On December 21, 2020, Congress approved the Consolidations Appropriations Act, 2021 (the “Appropriations Act”), which was signed into law by the President on December 27, 2020. The Appropriations Act funds the federal government to the end of the fiscal year and provides further COVID-19 economic relief. One of the business provisions included in the Appropriations Act is clarification of the income tax deductibility of business expenses that were paid for with the Paycheck Protection Program funds. The Company will continue to monitor for additional legislation related to COVID-19 and its impact on our results of operations.

 

As of December 31, 2021, we had gross federal net operating loss carryforwards of approximately $120.1 million. The federal net operating loss carryforwards reflect accumulated book losses reduced for the 2013 IRC Section 382 ownership change limitation of $255.6 million and approximately $123.3 million of book/tax differences and expiration of unused carryforwards. The federal net operating loss carryforwards generated prior to the 2018 tax year will expire between 2030 and 2037. The federal net operating loss generated during and beyond 2018 will be carried forward indefinitely as a result of changes in the tax law following the Tax Cuts and Jobs Act.
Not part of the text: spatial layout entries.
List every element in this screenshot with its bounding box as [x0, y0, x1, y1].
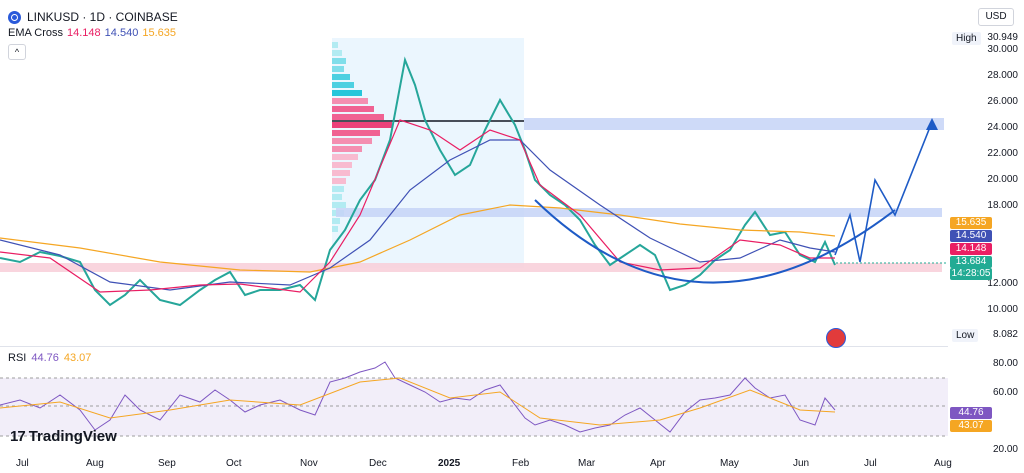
low-label: Low	[952, 329, 979, 342]
symbol-title[interactable]: LINKUSD · 1D · COINBASE	[27, 10, 178, 24]
tick-30: 30.000	[987, 44, 1018, 55]
ema-slow-tag: 15.635	[950, 217, 992, 229]
x-label-jul: Jul	[16, 458, 29, 469]
rsi-tick-80: 80.00	[992, 358, 1018, 369]
chainlink-logo-icon	[8, 10, 21, 24]
ema-legend[interactable]: EMA Cross 14.148 14.540 15.635	[8, 27, 176, 39]
ema-fast-value: 14.148	[67, 27, 101, 39]
rsi-band	[0, 378, 948, 436]
tradingview-logo[interactable]: 17 TradingView	[10, 428, 117, 445]
ema-indicator-name: EMA Cross	[8, 27, 64, 39]
x-label-jul-2: Jul	[864, 458, 877, 469]
projection-arrow-icon	[926, 118, 938, 130]
resistance-zone	[524, 118, 944, 130]
tick-20: 20.000	[987, 174, 1018, 185]
rsi-legend[interactable]: RSI 44.76 43.07	[8, 352, 91, 364]
tick-24: 24.000	[987, 122, 1018, 133]
rsi-ma-tag: 43.07	[950, 420, 992, 432]
cup-curve	[534, 199, 896, 284]
rsi-tick-60: 60.00	[992, 387, 1018, 398]
rsi-ma-value: 43.07	[63, 352, 92, 364]
tick-26: 26.000	[987, 96, 1018, 107]
collapse-legend-button[interactable]: ^	[8, 44, 26, 60]
tick-18: 18.000	[987, 200, 1018, 211]
x-label-apr: Apr	[650, 458, 666, 469]
support-zone	[0, 263, 942, 272]
tick-28: 28.000	[987, 70, 1018, 81]
tradingview-wordmark: TradingView	[28, 428, 117, 445]
tradingview-mark-icon: 17	[10, 428, 26, 445]
rsi-value-tag: 44.76	[950, 407, 992, 419]
ema-slow-line	[0, 204, 836, 273]
rsi-value: 44.76	[31, 352, 59, 364]
mid-zone	[336, 208, 942, 217]
rsi-line	[0, 361, 836, 433]
low-value: 8.082	[992, 329, 1018, 340]
us-flag-icon[interactable]	[826, 328, 846, 348]
ema-mid-tag: 14.540	[950, 230, 992, 242]
price-chart[interactable]	[0, 0, 948, 473]
x-label-jun: Jun	[793, 458, 810, 469]
volume-profile-range	[332, 38, 524, 268]
high-value: 30.949	[987, 32, 1018, 43]
last-price-tag: 13.684	[950, 256, 992, 268]
x-label-aug-2: Aug	[934, 458, 952, 469]
x-label-2025: 2025	[438, 458, 461, 469]
currency-selector[interactable]: USD	[978, 8, 1014, 26]
x-label-aug: Aug	[86, 458, 104, 469]
x-label-mar: Mar	[578, 458, 596, 469]
ema-slow-value: 15.635	[142, 27, 176, 39]
x-label-may: May	[720, 458, 739, 469]
rsi-label: RSI	[8, 352, 27, 364]
high-label: High	[952, 32, 981, 45]
tick-10: 10.000	[987, 304, 1018, 315]
x-label-oct: Oct	[226, 458, 242, 469]
ema-fast-tag: 14.148	[950, 243, 992, 255]
chart-header: LINKUSD · 1D · COINBASE	[8, 8, 178, 26]
projection-path	[834, 121, 933, 263]
rsi-tick-20: 20.00	[992, 444, 1018, 455]
pane-separator[interactable]	[0, 346, 948, 347]
x-label-dec: Dec	[369, 458, 387, 469]
price-axis[interactable]: High 30.949 30.000 28.000 26.000 24.000 …	[948, 0, 1024, 473]
candle-countdown: 14:28:05	[950, 268, 992, 280]
rsi-ma-line	[0, 377, 836, 426]
tick-12: 12.000	[987, 278, 1018, 289]
x-label-sep: Sep	[158, 458, 176, 469]
ema-fast-line	[0, 119, 835, 293]
tick-22: 22.000	[987, 148, 1018, 159]
x-label-nov: Nov	[300, 458, 318, 469]
x-label-feb: Feb	[512, 458, 530, 469]
ema-mid-value: 14.540	[104, 27, 139, 39]
ema-mid-line	[0, 139, 836, 291]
As of December 31, 2021, we had gross state net operating loss carryforward of approximately $37.6 million which will expire at various dates between 2022 and 2041 if not utilized.

 

The Company files income tax returns in the U.S. federal jurisdiction and various state and local jurisdictions. As the Company has a federal net operating loss carryforward from the year ended December 31, 2000 forward, all tax years from 2000 forward are subject to examination. As states have varying carryforward periods, and the Company has recently entered into additional states, the states are generally subject to examination for the previous 10 years or less.

 

 

At December 31, 2021 and 2020, the Company had approximately $0.1 million in reserves for uncertain tax positions. The Company recognizes interest accrued, if any, net of tax and penalties, related to unrecognized tax benefits as components of the income tax provision, as applicable. As of December 31, 2021, accrued interest and penalties were less than $0.1 million.